There's really no pressure for the US automakers to do better or innovate or actually compete.

  • ywvcbk a day ago

    Chinese companies can do the same thing Toyota and a bunch of other European and Japanese brands did.

    Open factories in NA and make their cars here. If the US companies are so incompetent they should still be able to outcompete them while paying several times higher wages and not getting any subsidies from the CCP.

  • corimaith a day ago

    Everybody (including outside the West) is raising tariffs against Chinese steel.

jahewson a day ago

It’s shocking. I’ve had a non-Tesla electric car for about 5 years and the public chargers have always been garbage. The new ones are garbage too. If they do finally work, they charge at 1/4 the quoted speed. I had free charging for a while and even that was not enough of an incentive to use it.

  • tirant a day ago

    Interestingly it is a very different situation in Germany and other surrounding countries.

    I've been driving electric since 2022 (non-tesla) and I have never charged with a tesla Supercharger. They have been either more expensive than my contract or in locations far way from the highway or gas stations.

    The situation in Germany right now is extremely good, almost every gas station by the Autobahns has 150KW+ chargers available (and most of them non-Tesla). No need to plan stops anymore. And at the moment Plug-and-Charge is also working in Ionity and other stations. My BMW is able to store several contracts and I can choose beforehand which ones to use without having to resort to any app or RFID cards.

    Charging is now as easy as with Tesla, but with full market competition and many extra locations.

  • vel0city a day ago

    I've had a non-Tesla for three years now. I've never had a single problem charging at a public DC fast charger. Every time I've managed to find an open and working stall. Every time it worked either with plug and charge or took credit cards on the dispenser. My car isn't 800v so it doesn't do the full 350kW but it has always been about the speeds my car can charge at.

    I'm in North Texas and have mostly encountered chargers in Texas. I can't speak to charging elsewhere.

    > If they do finally work, they charge at 1/4 the quoted speed

    Just to confirm, 1/4 of the quoted average charging speed of your car, 1/4 the quoted peak charging speed of your car, or 1/4 the max supported speed of the charger? Few cars can actually charge at the 350kW max charge rate available. And then on top of that those cars don't actually sustain that peak rate very long, and only when it's been preconditioned and already at a low state of charge. If you're rolling in at 50-60% SoC and especially if you didn't precondition you probably are looking at only being able to charge 100kW or so. That's not the fault of the charger.

    Teslas don't charge at 250kW the entire time either.

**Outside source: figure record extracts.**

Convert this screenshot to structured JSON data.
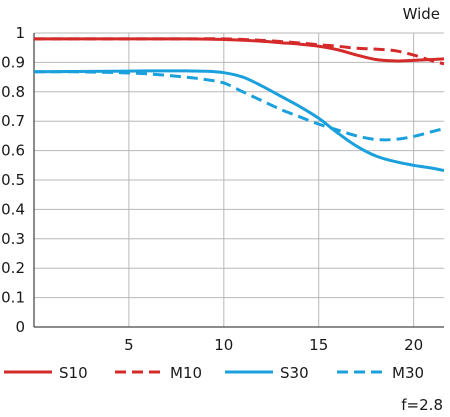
{
  "chart_data": {
    "type": "line",
    "title": "Wide",
    "note": "f=2.8",
    "xlim": [
      0,
      21.6
    ],
    "ylim": [
      0,
      1
    ],
    "xticks": [
      5,
      10,
      15,
      20
    ],
    "xtick_labels": [
      "5",
      "10",
      "15",
      "20"
    ],
    "yticks": [
      0,
      0.1,
      0.2,
      0.3,
      0.4,
      0.5,
      0.6,
      0.7,
      0.8,
      0.9,
      1
    ],
    "ytick_labels": [
      "0",
      "0.1",
      "0.2",
      "0.3",
      "0.4",
      "0.5",
      "0.6",
      "0.7",
      "0.8",
      "0.9",
      "1"
    ],
    "grid": true,
    "legend_position": "bottom",
    "series": [
      {
        "name": "S10",
        "color": "#d42a2a",
        "dash": "solid",
        "x": [
          0,
          2,
          4,
          6,
          8,
          10,
          12,
          13,
          14,
          15,
          16,
          17,
          18,
          19,
          20,
          21,
          21.6
        ],
        "y": [
          0.98,
          0.98,
          0.98,
          0.98,
          0.98,
          0.978,
          0.972,
          0.967,
          0.962,
          0.955,
          0.943,
          0.925,
          0.91,
          0.905,
          0.907,
          0.91,
          0.912
        ]
      },
      {
        "name": "M10",
        "color": "#d42a2a",
        "dash": "dashed",
        "x": [
          0,
          2,
          4,
          6,
          8,
          10,
          12,
          14,
          15,
          16,
          17,
          18,
          19,
          20,
          21,
          21.6
        ],
        "y": [
          0.98,
          0.98,
          0.98,
          0.98,
          0.98,
          0.98,
          0.975,
          0.966,
          0.96,
          0.955,
          0.948,
          0.945,
          0.94,
          0.925,
          0.905,
          0.895
        ]
      },
      {
        "name": "S30",
        "color": "#1aa0dc",
        "dash": "solid",
        "x": [
          0,
          2,
          4,
          6,
          8,
          9,
          10,
          11,
          12,
          13,
          14,
          15,
          16,
          17,
          18,
          19,
          20,
          21,
          21.6
        ],
        "y": [
          0.868,
          0.869,
          0.87,
          0.871,
          0.871,
          0.87,
          0.865,
          0.85,
          0.82,
          0.785,
          0.75,
          0.71,
          0.66,
          0.615,
          0.582,
          0.563,
          0.55,
          0.54,
          0.532
        ]
      },
      {
        "name": "M30",
        "color": "#1aa0dc",
        "dash": "dashed",
        "x": [
          0,
          2,
          4,
          6,
          8,
          9,
          10,
          11,
          12,
          13,
          14,
          15,
          16,
          17,
          18,
          19,
          20,
          21,
          21.6
        ],
        "y": [
          0.868,
          0.868,
          0.866,
          0.861,
          0.85,
          0.842,
          0.83,
          0.8,
          0.77,
          0.74,
          0.715,
          0.69,
          0.67,
          0.65,
          0.638,
          0.638,
          0.648,
          0.665,
          0.675
        ]
      }
    ]
  }
}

They too have charge curves and need preconditioning to hit max charge rates.

  • short_sells_poo a day ago

    Same experience in the UK. Just within London you have a dozen charging networks, they all have their own shitty apps, they require you to add your credit card and create an account and half the time they simply don't work and just give you some garbage error message like "charging failed".

    Don't even get me started on Oxford. We arrive to a charging station and it turns out it is exclusively for electric taxis. No mention of this anywhere online.

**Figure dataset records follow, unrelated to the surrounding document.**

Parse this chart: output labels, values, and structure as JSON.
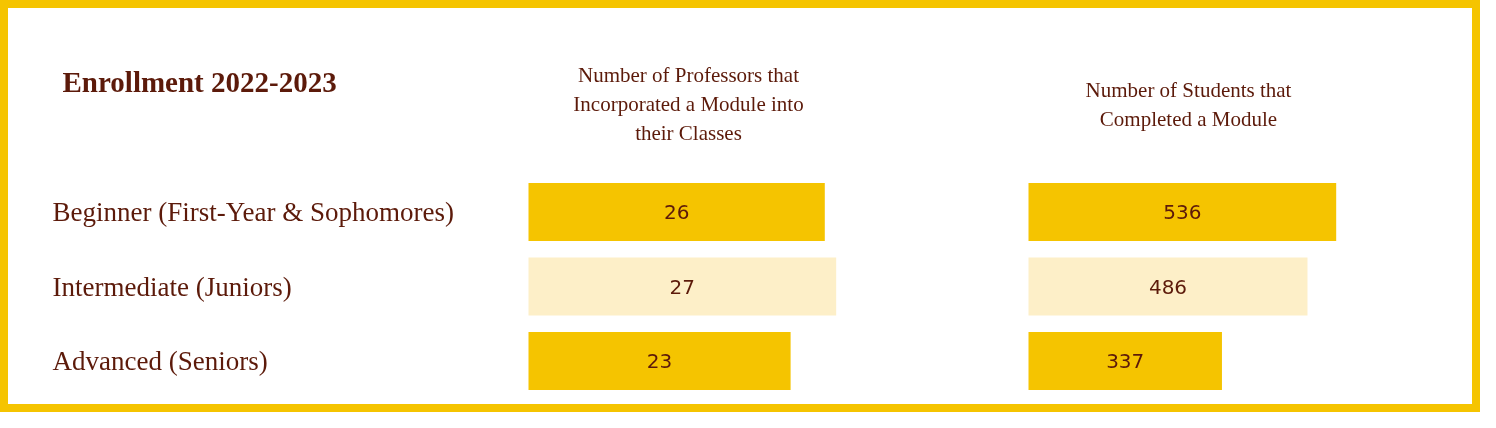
{
  "chart_data": [
    {
      "type": "bar",
      "orientation": "horizontal",
      "title": "Enrollment 2022-2023",
      "xlabel": "Number of Professors that Incorporated a Module into their Classes",
      "categories": [
        "Beginner (First-Year & Sophomores)",
        "Intermediate (Juniors)",
        "Advanced (Seniors)"
      ],
      "values": [
        26,
        27,
        23
      ],
      "colors": [
        "#f5c400",
        "#fdefc8",
        "#f5c400"
      ],
      "data_labels": true,
      "tick_labels": "y"
    },
    {
      "type": "bar",
      "orientation": "horizontal",
      "xlabel": "Number of Students that Completed a Module",
      "categories": [
        null,
        null,
        null
      ],
      "values": [
        536,
        486,
        337
      ],
      "colors": [
        "#f5c400",
        "#fdefc8",
        "#f5c400"
      ],
      "data_labels": true,
      "tick_labels": false
    }
  ]
}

    It boils down to trial and error, and then remembering which specific charging points tend to work. For a completely new piece of infrastructure with no legacy cruft, the industry has made a complete and utter mess of it.

    • zelos a day ago

      Most UK chargers are on Electroverse now I think?

    • mavhc a day ago

      90% of the ones I use have a card reader, and not found one that doesn't work in the past 2 years, of course I'll check on zapmap comments first

badgersnake a day ago

Hertz walked back their big bet on EVs. They don’t make good rental cars. For day to day use where you can charge at home or go to places you know they are great.

For long trips to unfamiliar places, not so much.